To get around that, corrections officials elected to bring the most severely ill inmates to the Willamette Valley. But where to put them? In what Russell called the “craziest brainstorm,” eyes turned to the 145-year-old penitentiary in Salem.
Deep inside is Oregon’s version of a “supermax” — a high-security setting for the most dangerous offenders. Mental health experts decided the area, if modified, would be a safe place for mentally ill inmates. Last fall, the mental health unit opened with 187 beds, replacing the supermax unit.
No one finds it ideal.

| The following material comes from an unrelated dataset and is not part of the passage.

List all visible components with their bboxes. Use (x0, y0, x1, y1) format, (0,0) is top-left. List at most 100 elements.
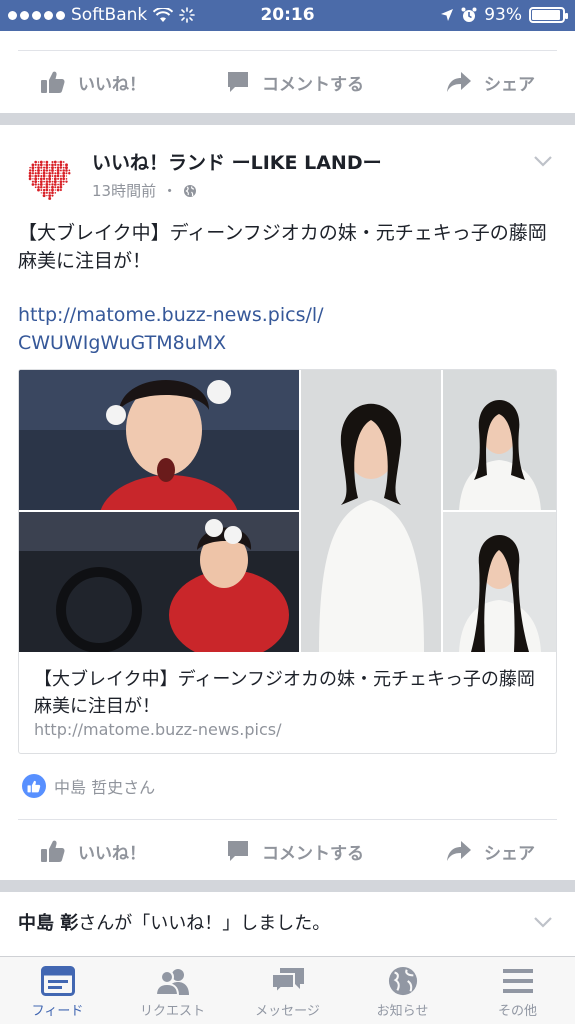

One prison official said it reminded him of scenes from “One Flew Over the Cuckoo’s Nest,” a movie filmed in the dreary reaches of Oregon State Hospital.
“This is not a great environment for doing this, but it’s what we have,” said Joondeph, who recently toured the unit.
Other prisons have managed to carve out space for mental treatment programs. Minimum-security Deer Ridge Correctional Institution in Madras, for example, uses pods that look like large dormitories. They have specially trained corrections officers and regular visits by counselors and therapists, though the inmates lack privacy, prison officials said.
But in the long run, big changes will have to wait.
In the last three budget cycles, the Corrections Department has sought money for around-the-clock mental health staffing. Now, staff has to be called in for crises on nights or weekends.
But Gov. John Kitzhaber didn’t recommend the additional funding this session. Corrections officials said in an internal report that they would manage the best they could, “understanding the inherent risks continue.”